I was shocked just by the title of this article!
Leaders of Canada's pregnancy specialists are urging doctors not to induce labour unless there are compelling medical reasons.
The call is part of a campaign to "normalize" childbirth and efforts to reduce Canada's soaring cesarean section rate. Some studies suggest inducing labour in a first-time mother significantly increases her risk of a C-section.
... Doctors say several factors are driving induction rates, including the number of older first-time mothers, medical legal concerns and convenience.
"[Women may say], ‘My husband is going somewhere, can't you get my baby out Monday?' " ...
For most expectant mothers, labour begins spontaneously, at about 40 weeks into the pregnancy.
Induction of labour occurs when medications such as prostaglandin and oxytocin are used when a woman is past her due date to ripen the cervix and get the uterus contracting.
"The message ... is, be patient and do not consider inductions before the end of the 41st week," said Lalonde. "If you wait that extra week to 10 days, you will find that most women ... will go into spontaneous labour."
He says "the number one risk" of induction is that it leads to earlier decisions about a C-section ... Nearly 28% of babies were born surgically in Canada in 2007-08 ... That's up from 5% in 1969.
... Induction can lead to longer, more painful labour and continuous electronic monitoring of the baby's heart rate, which itself increases the risk of C-sections, because it generates "a lot of information. In fact, too much information," says Dr. William Ehman ... "So you are trying to sort out the important things versus what's not important."
Research shows that, in healthy pregnancies, checking the baby's heart rate after contractions by listening, or using a hand-held device, reduces the risk of interventions.

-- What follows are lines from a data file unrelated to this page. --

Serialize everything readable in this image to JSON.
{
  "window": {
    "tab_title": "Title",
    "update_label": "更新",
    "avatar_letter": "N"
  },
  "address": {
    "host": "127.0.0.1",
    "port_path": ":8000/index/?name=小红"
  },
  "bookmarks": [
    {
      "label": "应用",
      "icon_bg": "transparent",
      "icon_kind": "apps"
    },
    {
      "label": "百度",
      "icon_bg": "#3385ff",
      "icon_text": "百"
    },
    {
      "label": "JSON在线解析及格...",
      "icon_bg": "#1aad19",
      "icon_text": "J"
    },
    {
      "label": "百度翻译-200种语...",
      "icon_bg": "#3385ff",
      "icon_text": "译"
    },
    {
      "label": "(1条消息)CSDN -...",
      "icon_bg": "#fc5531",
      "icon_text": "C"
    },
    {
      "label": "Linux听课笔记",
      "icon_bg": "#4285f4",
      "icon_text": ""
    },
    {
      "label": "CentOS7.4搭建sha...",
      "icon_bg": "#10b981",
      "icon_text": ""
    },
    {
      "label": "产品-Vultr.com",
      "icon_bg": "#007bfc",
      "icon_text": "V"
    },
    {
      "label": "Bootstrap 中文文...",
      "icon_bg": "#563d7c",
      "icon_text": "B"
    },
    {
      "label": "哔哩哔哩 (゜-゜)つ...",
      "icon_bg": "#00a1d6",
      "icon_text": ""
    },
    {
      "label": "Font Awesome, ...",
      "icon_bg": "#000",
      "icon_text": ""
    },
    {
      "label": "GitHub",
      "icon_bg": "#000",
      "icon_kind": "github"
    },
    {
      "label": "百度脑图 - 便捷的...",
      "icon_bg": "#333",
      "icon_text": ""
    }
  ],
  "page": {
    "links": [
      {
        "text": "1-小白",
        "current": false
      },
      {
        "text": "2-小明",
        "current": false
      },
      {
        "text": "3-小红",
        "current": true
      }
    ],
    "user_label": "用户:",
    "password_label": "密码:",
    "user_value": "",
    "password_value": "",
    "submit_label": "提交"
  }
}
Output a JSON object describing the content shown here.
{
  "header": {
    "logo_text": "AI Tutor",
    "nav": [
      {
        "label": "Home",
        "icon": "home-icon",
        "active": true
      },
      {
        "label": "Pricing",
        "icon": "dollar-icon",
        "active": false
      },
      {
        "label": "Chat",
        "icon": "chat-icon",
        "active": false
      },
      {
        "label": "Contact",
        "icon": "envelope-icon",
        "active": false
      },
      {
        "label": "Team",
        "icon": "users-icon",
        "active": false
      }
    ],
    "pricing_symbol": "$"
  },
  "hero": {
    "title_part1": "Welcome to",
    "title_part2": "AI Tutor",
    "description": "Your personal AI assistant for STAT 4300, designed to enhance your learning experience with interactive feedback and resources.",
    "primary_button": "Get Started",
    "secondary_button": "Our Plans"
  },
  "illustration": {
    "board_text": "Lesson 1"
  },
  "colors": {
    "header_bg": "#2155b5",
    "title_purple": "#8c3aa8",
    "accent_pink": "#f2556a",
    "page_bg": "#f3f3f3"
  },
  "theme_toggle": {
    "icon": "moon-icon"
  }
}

But a recently released Canadian survey of more than 6,000 women who have given birth in the last few years found most women (91%) experienced electronic fetal monitoring during labour ...
Ehman worries that women, and their doctors, have lost confidence in the ability to give birth without technological interventions.
... "Nature prepares the uterus better than we can," Ehman said. "There's probably a whole host of things that triggers labour in the first place -- and mainly it's probably the baby. So when the baby is ready it facilitates labour by lots of mechanisms that we can't do.
"We can add these chemicals and get the uterus contracting. But we just know that the numbers say that inductions, if they are done unnecessarily, are going to increase the risk of a C-section."
A very positive article from a doctor. Unfortunately, it's what midwives have been saying for many many years. Australia's CS rate is 31% (well, that was in 2006... I dread to think what it might be now); the CS rate in canada was only 28%. I hope that the changes to the provision of maternity services that are proposed to take place at the end of 2010 will help to bring down our caesarean rate.